Mesajı Okuyun
Old 17-04-2013, 20:37   #3
Meragi

 
Varsayılan

Alıntı:
Yazan Av. Kübra İSLAMOĞLU
Olayınızın 818 sayılı eski BK döneminde gerçekleştiğini anlıyorum. Bu bağlamda:

(V) MÜRURU ZAMAN

Madde 60 - Zarar ve ziyan yahut manevi zarar namiyle nakdi bir meblağ tediyesine müteallik dava, mutazarrır olan tarafın zarara ve failine ittılaı tarihinden itibaren bir sene ve her halde zararı müstelzim fiilin vukuundan itibaren on sene mürurundan sonra istima olunmaz.

Şukadar ki zarar ve ziyan davası, ceza kanunları mucibince müddeti daha uzun müruru zamana tabi cezayı müstelzim bir fiilden neşet etmiş olursa şahsi davaya da o müruru zaman tatbik olunur.


Eğer haksız bir fiil, mutazarrır olan taraf aleyhinde bir alacak tevlit etmiş olursa, mutazarrır kendisinin tazminat talebi müruru zaman ile sakıt olsa bile o alacağı vermekten imtina edebilir.

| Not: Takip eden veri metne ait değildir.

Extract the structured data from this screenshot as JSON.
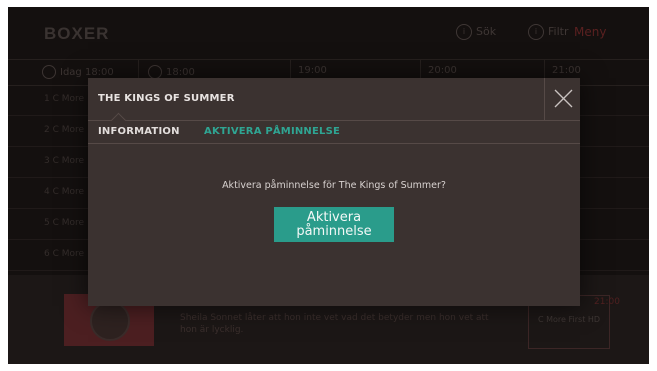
{
  "background": {
    "logo": "BOXER",
    "top_buttons": [
      {
        "icon": "info-icon",
        "label": "Sök"
      },
      {
        "icon": "filter-icon",
        "label": "Filtr"
      }
    ],
    "menu_label": "Meny",
    "timeline": [
      {
        "icon": "clock-icon",
        "label": "Idag 18:00"
      },
      {
        "icon": "clock-icon",
        "label": "18:00"
      },
      {
        "label": "19:00"
      },
      {
        "label": "20:00"
      },
      {
        "label": "21:00"
      }
    ],
    "channel_rows": [
      "1 C More",
      "2 C More",
      "3 C More",
      "4 C More",
      "5 C More",
      "6 C More"
    ],
    "bottom": {
      "description": "Sheila Sonnet låter att hon inte vet vad det betyder men hon vet att hon är lycklig.",
      "side_label_1": "21:00",
      "side_label_2": "C More First HD"
    },
    "colors": {
      "screen_bg": "#14100f",
      "menu_red": "#5a2020"
    }
  },
  "dialog": {
    "title": "THE KINGS OF SUMMER",
    "tabs": [
      {
        "id": "information",
        "label": "INFORMATION",
        "active": false
      },
      {
        "id": "aktivera",
        "label": "AKTIVERA PÅMINNELSE",
        "active": true
      }
    ],
    "prompt": "Aktivera påminnelse för The Kings of Summer?",
    "button_label": "Aktivera påminnelse",
    "colors": {
      "bg": "#3b3230",
      "accent": "#2fa593",
      "button": "#2a9c8b"
    }
  }
}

Dolduğundan söz ettiğiniz hukuk zamanaşımı ise M 60/2 bağlamında aşağıdaki kararları incelemenizi tavsiye ederim:

Yargıtay 4.Hukuk Dairesi 04.12.2008T, 2008/13761E.2008/15023K. :

“Tazminat davasında uzamış (ceza) zamanaşımının uygulanabilmesi için mutlaka bir ceza davası açılmış olması veya mahkumiyet kararının bulunması gerekmez.”
Yargıtay 4.Hukuk Dairesi 14.06.2004T. 2004/1183E., 2004/7711K.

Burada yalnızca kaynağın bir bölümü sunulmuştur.